Robert M. Laughlin


Robert M. Laughlin is an American anthropologist specializing in Meso-American ethnology.

In 1961, he succeeded in cum laude at Princeton University. In 1961, he obtained his Master of Arts in anthropology at Harvard University. In 1963 he obtained a Ph.D. in anthropology at the same university.

Since 1960, Laughlin was associated with the National Museum of Natural History (Smithsonian Institution), initially at the Bureau of American Ethnology and later at the Department of Anthropology.

Laughlin researches modern and colonial Tzotzil lexicography and Tzotzil oral history, dreams, world views, prayers, ethnobotany and history. Laughlin has done fieldwork with regard to the Mazateken in the Mexican states of Oaxaca and Veracruz. With regard to the Tzotzil and the Tzeltal, he performed field work in Chiapas.

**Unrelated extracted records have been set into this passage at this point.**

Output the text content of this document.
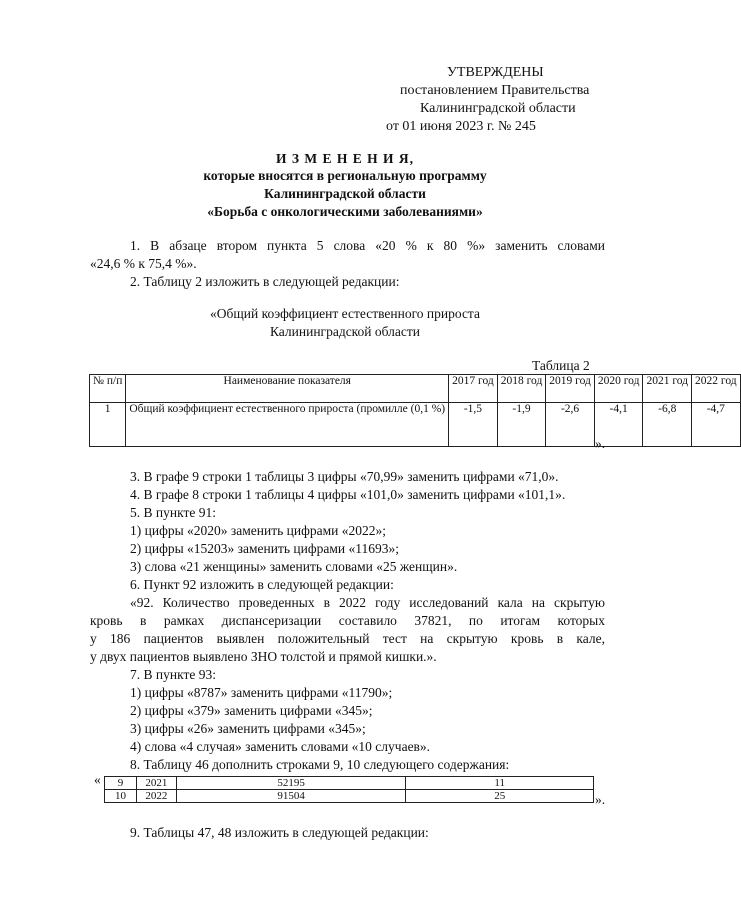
УТВЕРЖДЕНЫ
постановлением Правительства
Калининградской области
от 01 июня 2023 г. № 245
И З М Е Н Е Н И Я,
которые вносятся в региональную программу
Калининградской области
«Борьба с онкологическими заболеваниями»
1. В абзаце втором пункта 5 слова «20 % к 80 %» заменить словами
«24,6 % к 75,4 %».
2. Таблицу 2 изложить в следующей редакции:
«Общий коэффициент естественного прироста
Калининградской области
Таблица 2
№ п/п	Наименование показателя	2017 год	2018 год	2019 год	2020 год	2021 год	2022 год
1	Общий коэффициент естественного прироста (промилле (0,1 %)	-1,5	-1,9	-2,6	-4,1	-6,8	-4,7
».
3. В графе 9 строки 1 таблицы 3 цифры «70,99» заменить цифрами «71,0».
4. В графе 8 строки 1 таблицы 4 цифры «101,0» заменить цифрами «101,1».
5. В пункте 91:
1) цифры «2020» заменить цифрами «2022»;
2) цифры «15203» заменить цифрами «11693»;
3) слова «21 женщины» заменить словами «25 женщин».
6. Пункт 92 изложить в следующей редакции:
«92. Количество проведенных в 2022 году исследований кала на скрытую
кровь в рамках диспансеризации составило 37821, по итогам которых
у 186 пациентов выявлен положительный тест на скрытую кровь в кале,
у двух пациентов выявлено ЗНО толстой и прямой кишки.».
7. В пункте 93:
1) цифры «8787» заменить цифрами «11790»;
2) цифры «379» заменить цифрами «345»;
3) цифры «26» заменить цифрами «345»;
4) слова «4 случая» заменить словами «10 случаев».
8. Таблицу 46 дополнить строками 9, 10 следующего содержания:
« 9	2021	52195	11
10	2022	91504	25	».
9. Таблицы 47, 48 изложить в следующей редакции:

In 1983, Laughlin was involved in the creation of Sna Jtz'ibajom (= 'The Writer's Home'), a collective of Tzotzil-Tzeltal writers who teach language courses, publish bilingual books and by their Lo'il Maxil (' after-aaptheater ') revives old convictions and deals with current and past economic, social and political issues of the Mayans.

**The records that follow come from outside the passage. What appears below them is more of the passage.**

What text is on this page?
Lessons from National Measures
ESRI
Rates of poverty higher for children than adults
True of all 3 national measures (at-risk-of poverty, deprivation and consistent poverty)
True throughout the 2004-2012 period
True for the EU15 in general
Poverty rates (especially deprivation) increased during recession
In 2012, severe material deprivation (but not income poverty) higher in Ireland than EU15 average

Laughlin is an honorary member of the Maya Educational Foundation. In 2002 he received the Premio Chiapas in Science. In 2004, he received the PEN Gregory Kolovakos Award for translating Latin American literature in English.

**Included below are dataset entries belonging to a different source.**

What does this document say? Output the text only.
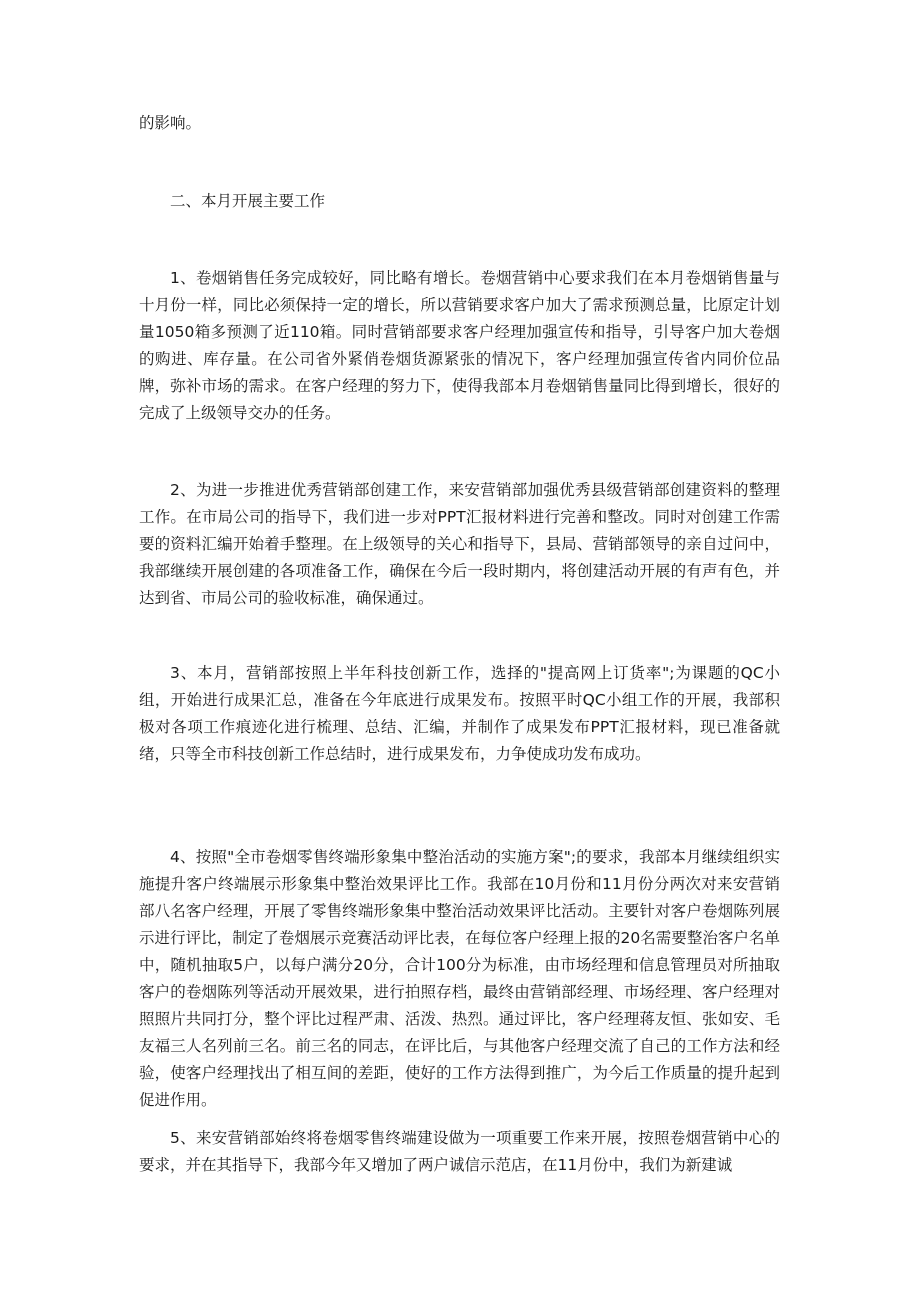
的影响。

二、本月开展主要工作

1、卷烟销售任务完成较好，同比略有增长。卷烟营销中心要求我们在本月卷烟销售量与十月份一样，同比必须保持一定的增长，所以营销要求客户加大了需求预测总量，比原定计划量1050箱多预测了近110箱。同时营销部要求客户经理加强宣传和指导，引导客户加大卷烟的购进、库存量。在公司省外紧俏卷烟货源紧张的情况下，客户经理加强宣传省内同价位品牌，弥补市场的需求。在客户经理的努力下，使得我部本月卷烟销售量同比得到增长，很好的完成了上级领导交办的任务。

2、为进一步推进优秀营销部创建工作，来安营销部加强优秀县级营销部创建资料的整理工作。在市局公司的指导下，我们进一步对PPT汇报材料进行完善和整改。同时对创建工作需要的资料汇编开始着手整理。在上级领导的关心和指导下，县局、营销部领导的亲自过问中，我部继续开展创建的各项准备工作，确保在今后一段时期内，将创建活动开展的有声有色，并达到省、市局公司的验收标准，确保通过。

3、本月，营销部按照上半年科技创新工作，选择的"提高网上订货率";为课题的QC小组，开始进行成果汇总，准备在今年底进行成果发布。按照平时QC小组工作的开展，我部积极对各项工作痕迹化进行梳理、总结、汇编，并制作了成果发布PPT汇报材料，现已准备就绪，只等全市科技创新工作总结时，进行成果发布，力争使成功发布成功。

4、按照"全市卷烟零售终端形象集中整治活动的实施方案";的要求，我部本月继续组织实施提升客户终端展示形象集中整治效果评比工作。我部在10月份和11月份分两次对来安营销部八名客户经理，开展了零售终端形象集中整治活动效果评比活动。主要针对客户卷烟陈列展示进行评比，制定了卷烟展示竞赛活动评比表，在每位客户经理上报的20名需要整治客户名单中，随机抽取5户，以每户满分20分，合计100分为标准，由市场经理和信息管理员对所抽取客户的卷烟陈列等活动开展效果，进行拍照存档，最终由营销部经理、市场经理、客户经理对照照片共同打分，整个评比过程严肃、活泼、热烈。通过评比，客户经理蒋友恒、张如安、毛友福三人名列前三名。前三名的同志，在评比后，与其他客户经理交流了自己的工作方法和经验，使客户经理找出了相互间的差距，使好的工作方法得到推广，为今后工作质量的提升起到促进作用。

5、来安营销部始终将卷烟零售终端建设做为一项重要工作来开展，按照卷烟营销中心的要求，并在其指导下，我部今年又增加了两户诚信示范店，在11月份中，我们为新建诚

Laughlin's work has appeared in Tzotzil, Spanish and English. He is the author of eight books and more than fifty articles in magazines. In 1975 the great Tzotzil dictionary or San Lorenzo Zinacantán appeared, a Totzil dictionary with over 30,000 words declared. Together with John B. Haviland, Laughlin published the great Tzotzil dictionary of Santo Domingo Zinacantán, a dictionary that can be used to decipher Precolumbian, Mayan hieroglyphs. Together with Dennis Breedlove, he published The Flowering of Man in 1993, a Tzotzil Botany or Zinacantán, an ethnobotanic flora containing descriptions of plants and their significance for the Tzotzil. In 2000, this book published a truncated version. Laughlin made a handmade book, Mayan Hearts, and his Spanish version, El diccionario del Corazón (2002). The book deals with a love story using sixth century heart metaphors. The Mexican Ministry of Education pushed a Spanish-language paperback and sent it to the libraries of all high schools in Mexico. Carol Karasik made a selection of Laughlin's published collection of stories and dreams for The People of the Bat: Mayan tales and dreams from Zinacantán that appeared in 1988. In 1996, a reprint published under the title Zinacantán: Dreams and stories from The People of the Bat.